Böyle olmak zorunda değil.
Her ikiniz de sevilmek, değer görmek, ilgilenilmek, takdir edilmek, onaylanmak, güvende olmak, güvende hissetmek istiyorsunuz ama bunları birbirinize veremiyorsunuz.
Bu gerçekten üzücü bir şey.
O yüzden buraya kadar anlattığım önerileri çift terapisi desteği almak da dahil olmak üzere ciddiyetle üstünde durmanızı öneririm.
Buraya kadar anlattığım konuların dışında tabii daha anlatabileceğim birçok şey var.
Her durum kendine göre değerlendirilir.
Farklı durumlarda, kişilerde daha farklı öneriler, yapılabilecek şeyler de söz konusu.
Biz çift terapilerinde bu gibi önerilerden ziyade kişinin kendi ihtiyacına uygun yolları kendisinin bulmasına aracılık yapıyoruz.

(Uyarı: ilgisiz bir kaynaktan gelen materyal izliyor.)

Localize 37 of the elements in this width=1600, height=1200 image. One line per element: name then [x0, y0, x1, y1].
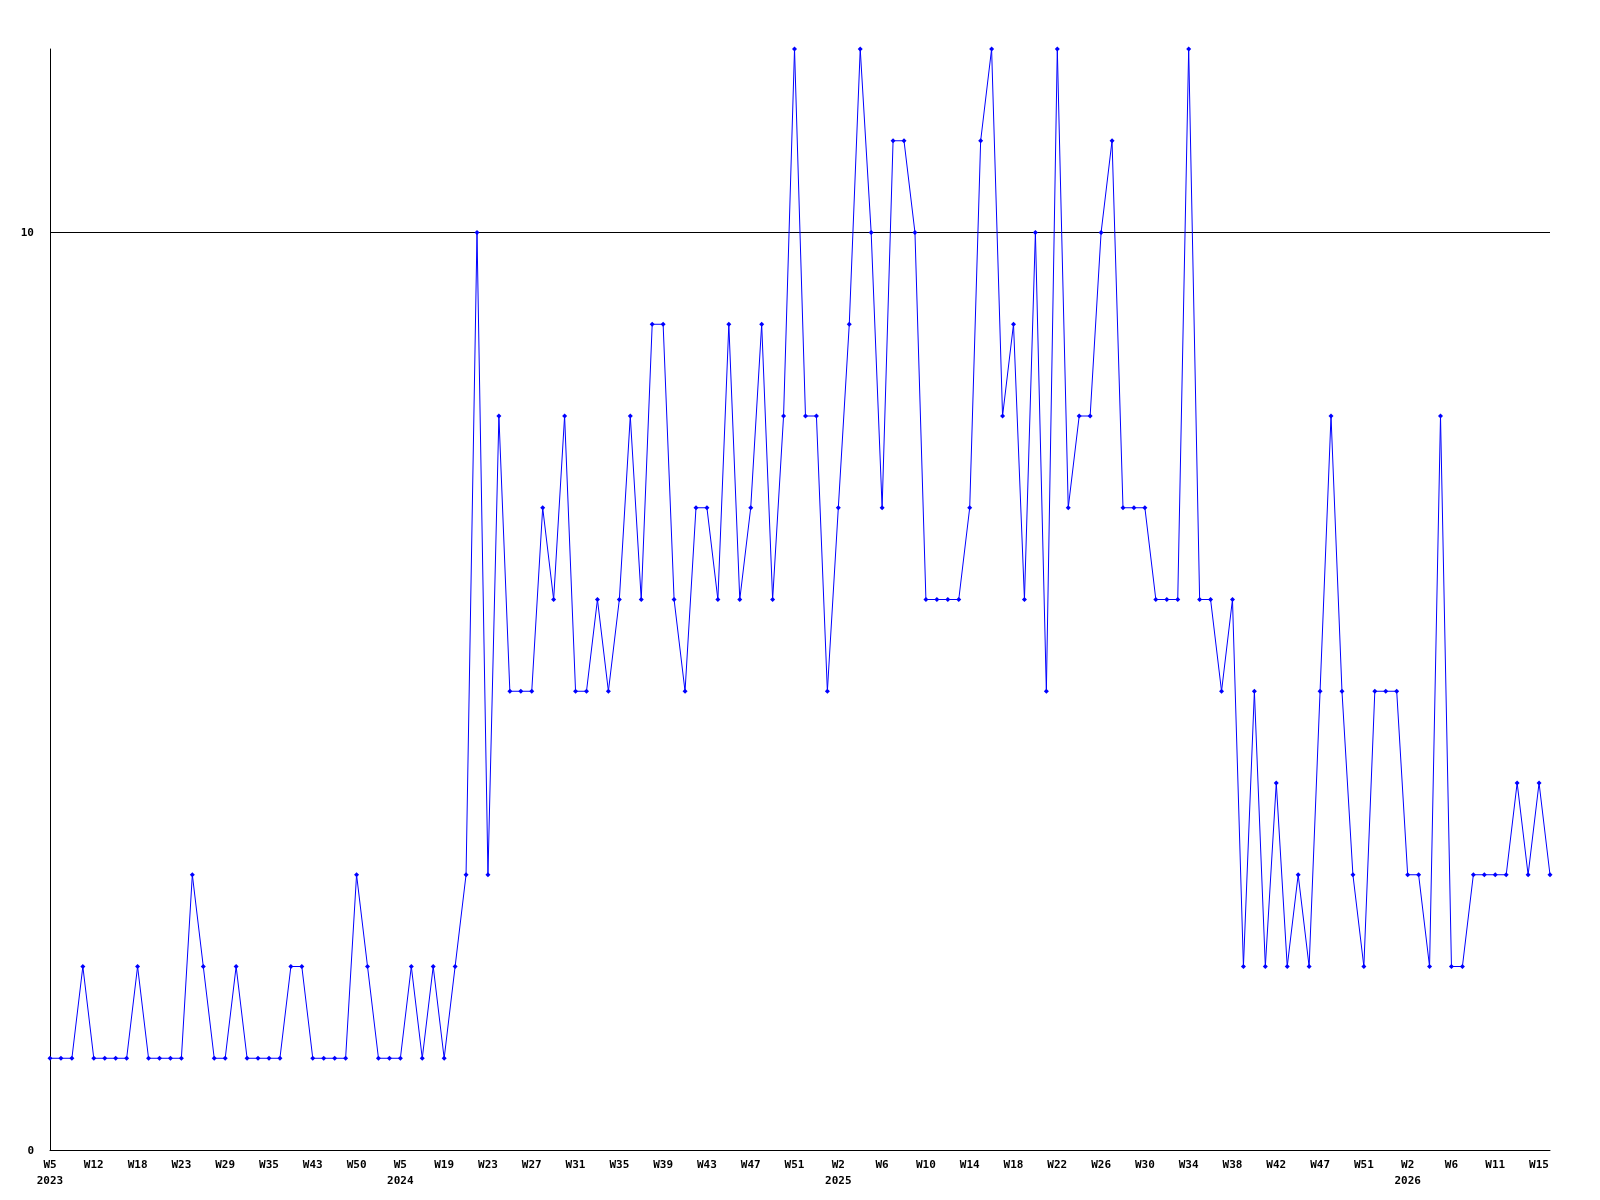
x-tick-label: W5 2023	[36, 1157, 64, 1187]
x-tick-label: W6	[875, 1157, 890, 1171]
x-tick-label: W19	[434, 1157, 455, 1171]
x-tick-label: W39	[653, 1157, 674, 1171]
x-tick-label: W10	[915, 1157, 936, 1171]
x-tick-label: W18	[1003, 1157, 1024, 1171]
x-tick-label: W38	[1222, 1157, 1243, 1171]
x-tick-label: W23	[478, 1157, 498, 1171]
x-tick-label: W23	[171, 1157, 192, 1171]
x-tick-label: W47	[740, 1157, 761, 1171]
y-tick-label: 0	[27, 1143, 34, 1157]
x-tick-label: W29	[215, 1157, 236, 1171]
x-tick-label: W35	[609, 1157, 630, 1171]
x-tick-label: W22	[1047, 1157, 1068, 1171]
x-tick-label: W26	[1091, 1157, 1112, 1171]
x-tick-label: W2 2025	[825, 1157, 852, 1187]
x-tick-label: W51	[784, 1157, 805, 1171]
x-tick-label: W34	[1178, 1157, 1199, 1171]
x-tick-label: W30	[1134, 1157, 1155, 1171]
x-tick-label: W18	[127, 1157, 148, 1171]
x-tick-label: W42	[1266, 1157, 1287, 1171]
x-tick-label: W27	[521, 1157, 542, 1171]
x-tick-label: W50	[346, 1157, 367, 1171]
x-tick-label: W15	[1529, 1157, 1549, 1171]
x-tick-label: W47	[1310, 1157, 1331, 1171]
y-tick-label: 10	[20, 226, 34, 239]
x-tick-label: W43	[697, 1157, 717, 1171]
x-tick-label: W2 2026	[1394, 1157, 1422, 1187]
x-tick-label: W51	[1353, 1157, 1375, 1171]
x-tick-label: W35	[259, 1157, 279, 1171]
x-tick-label: W31	[565, 1157, 586, 1171]
x-tick-label: W11	[1485, 1157, 1506, 1171]
x-tick-label: W14	[959, 1157, 981, 1171]
x-tick-label: W12	[83, 1157, 104, 1171]
x-tick-label: W5 2024	[387, 1157, 414, 1187]
x-tick-label: W43	[302, 1157, 323, 1171]
x-tick-label: W6	[1444, 1157, 1459, 1171]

O yüzden de bunun da bilincinde olmanı öneririm.
Buraya kadar anlattığım noktalar eksik kalabilir, yeterli gelmeyebilir.
Bu gayet doğal.
Herkese de uygun olan, olmazsa olmaz en temel noktalardan bahsettim.
Dediğim gibi, eğer sıkıştığın bir konu varsa bu konuda bir çift terapisi desteği almayı düşünebilirsin.
Kendine iyi bak. Gerçekten iyi bak. Kaygılı bağlanan partnerinin gönlünü rahatlatıyorken buna çok ihtiyacın olacak.